Challenges faced by MNCs
Market Imperfections
It may seem strange that a corporation has decided to do business in a different country, where it doesn’t know the laws, local customs or business practices of such a country is likely to face some challenges that can reduce the manager’s ability to forecast business conditions. The additional costs caused by the entrance in foreign markets are of less interest for the local enterprise. Firms can also in their own market be isolated from competition by transportation costs and other tariff and non-tariff barriers which can force them to competition and will reduce their profits. The firms can maximize their joint income by merger or acquisition which will lower the competition in the shared market. This could also be the case if there are few substitutes or limited licenses in a foreign market.
Tax Competition
Countries and sometimes subnational regions compete against one another for the establishment of MNC facilities, subsequent tax revenue, employment, and economic activity. To compete, countries and regional political districts must offer incentives to MNCs such as tax breaks, pledges of governmental assistance or improved infrastructure. When these incentives fail they are liable to face challenges which limit their chance of becoming more attractive to foreign investment. However, some scholars have argued that multinationals are engaged in a ‘race to the top.’ While multinationals certainly regard a low tax burden or low labor costs as an element of comparative advantage, there is no evidence to suggest that MNCs deliberately avail themselves of tax environmental regulation or poor labour standards.
Political Instability
Many multinational enterprises face the challenge of political instability when doing business in international markets. This kind of problem mostly occurs when there is an absence of a reliable government authority. When this happens, it adds to business costs, increase risks of doing business and sometimes reduces manager’s ability to forecast business trends. Political instability is also associated with corruption and weak legal frameworks that discourage foreign investments.
Key Drivers of MNCs.
Ownership Factors: Dunning argues that in order to be successful in an overseas market, the multinational firm must hold some advantages like technology, brand image, high amount of finance, superior distribution channel and better organization and management than local firms.

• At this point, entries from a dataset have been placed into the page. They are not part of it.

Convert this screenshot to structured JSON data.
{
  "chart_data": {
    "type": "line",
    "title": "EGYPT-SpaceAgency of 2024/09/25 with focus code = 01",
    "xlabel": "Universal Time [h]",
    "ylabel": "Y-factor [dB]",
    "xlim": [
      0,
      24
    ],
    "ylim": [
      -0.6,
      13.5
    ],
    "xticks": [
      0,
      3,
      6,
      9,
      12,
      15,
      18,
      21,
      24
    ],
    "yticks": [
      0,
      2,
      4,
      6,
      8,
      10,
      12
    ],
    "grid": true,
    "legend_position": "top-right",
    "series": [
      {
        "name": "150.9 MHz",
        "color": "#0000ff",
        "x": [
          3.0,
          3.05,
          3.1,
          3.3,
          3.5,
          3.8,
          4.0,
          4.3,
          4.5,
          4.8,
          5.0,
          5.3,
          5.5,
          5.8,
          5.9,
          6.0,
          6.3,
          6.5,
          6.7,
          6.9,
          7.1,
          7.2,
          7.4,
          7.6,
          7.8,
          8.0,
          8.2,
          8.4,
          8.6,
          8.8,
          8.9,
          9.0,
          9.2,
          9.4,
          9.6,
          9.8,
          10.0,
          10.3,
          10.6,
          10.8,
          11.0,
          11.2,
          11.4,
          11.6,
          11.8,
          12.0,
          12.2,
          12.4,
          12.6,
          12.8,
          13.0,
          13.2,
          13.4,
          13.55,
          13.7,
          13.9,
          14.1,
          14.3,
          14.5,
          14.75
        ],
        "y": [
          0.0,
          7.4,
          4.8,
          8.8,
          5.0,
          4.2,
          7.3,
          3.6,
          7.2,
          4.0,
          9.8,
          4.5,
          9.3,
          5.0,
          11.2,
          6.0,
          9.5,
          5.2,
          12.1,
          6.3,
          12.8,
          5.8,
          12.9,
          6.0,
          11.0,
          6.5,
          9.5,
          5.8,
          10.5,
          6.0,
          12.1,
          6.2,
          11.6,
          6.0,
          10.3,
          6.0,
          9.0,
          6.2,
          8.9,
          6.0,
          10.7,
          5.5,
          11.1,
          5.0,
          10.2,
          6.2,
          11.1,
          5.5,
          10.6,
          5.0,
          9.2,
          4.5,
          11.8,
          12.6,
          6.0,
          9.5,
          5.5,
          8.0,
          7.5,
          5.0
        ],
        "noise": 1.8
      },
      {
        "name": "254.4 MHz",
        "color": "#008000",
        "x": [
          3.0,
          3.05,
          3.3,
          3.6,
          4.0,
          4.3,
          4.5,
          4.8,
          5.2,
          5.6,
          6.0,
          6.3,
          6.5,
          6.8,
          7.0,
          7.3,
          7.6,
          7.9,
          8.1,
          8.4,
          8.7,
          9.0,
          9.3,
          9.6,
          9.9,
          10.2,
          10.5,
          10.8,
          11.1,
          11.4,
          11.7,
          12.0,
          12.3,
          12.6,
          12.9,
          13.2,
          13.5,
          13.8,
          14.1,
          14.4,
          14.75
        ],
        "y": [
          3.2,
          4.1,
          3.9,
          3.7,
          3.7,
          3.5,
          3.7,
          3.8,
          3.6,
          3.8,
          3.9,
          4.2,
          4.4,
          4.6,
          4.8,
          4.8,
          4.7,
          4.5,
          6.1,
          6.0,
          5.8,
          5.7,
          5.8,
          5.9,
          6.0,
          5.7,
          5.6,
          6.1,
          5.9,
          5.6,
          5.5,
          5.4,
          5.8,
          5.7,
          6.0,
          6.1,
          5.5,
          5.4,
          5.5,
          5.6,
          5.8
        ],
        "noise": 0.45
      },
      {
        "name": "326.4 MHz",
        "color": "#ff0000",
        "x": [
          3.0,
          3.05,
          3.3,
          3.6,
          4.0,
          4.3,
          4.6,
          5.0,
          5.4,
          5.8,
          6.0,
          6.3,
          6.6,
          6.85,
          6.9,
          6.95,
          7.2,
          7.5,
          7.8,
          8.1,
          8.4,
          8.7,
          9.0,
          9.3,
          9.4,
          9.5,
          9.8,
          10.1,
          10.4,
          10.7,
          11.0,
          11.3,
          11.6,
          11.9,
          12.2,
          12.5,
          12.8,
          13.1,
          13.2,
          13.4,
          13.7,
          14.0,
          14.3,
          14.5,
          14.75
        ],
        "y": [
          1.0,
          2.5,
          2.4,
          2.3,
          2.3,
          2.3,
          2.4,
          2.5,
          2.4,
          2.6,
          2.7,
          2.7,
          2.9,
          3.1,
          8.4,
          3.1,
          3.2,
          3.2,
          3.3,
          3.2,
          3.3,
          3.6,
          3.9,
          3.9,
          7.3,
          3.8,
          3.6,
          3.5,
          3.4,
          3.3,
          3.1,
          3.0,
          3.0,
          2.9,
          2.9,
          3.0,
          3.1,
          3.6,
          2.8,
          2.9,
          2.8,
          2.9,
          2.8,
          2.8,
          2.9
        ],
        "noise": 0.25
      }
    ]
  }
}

Location Factors: There may be a number of reasons that operate in the host country like no or less import tariff, cheap labour, low business rates, availability of specific resource, etc., which acts as reason for a firm to operate overseas.
Internationalization Factors: It relates to the extent of ownership, control and risk a firm can hold while going multinational. According to the entry mode ranging from exports to wholly owned subsidiary, the MNE chooses internalization where the market does not function properly or does not exist so as to drive the transaction expenses of the external route very high.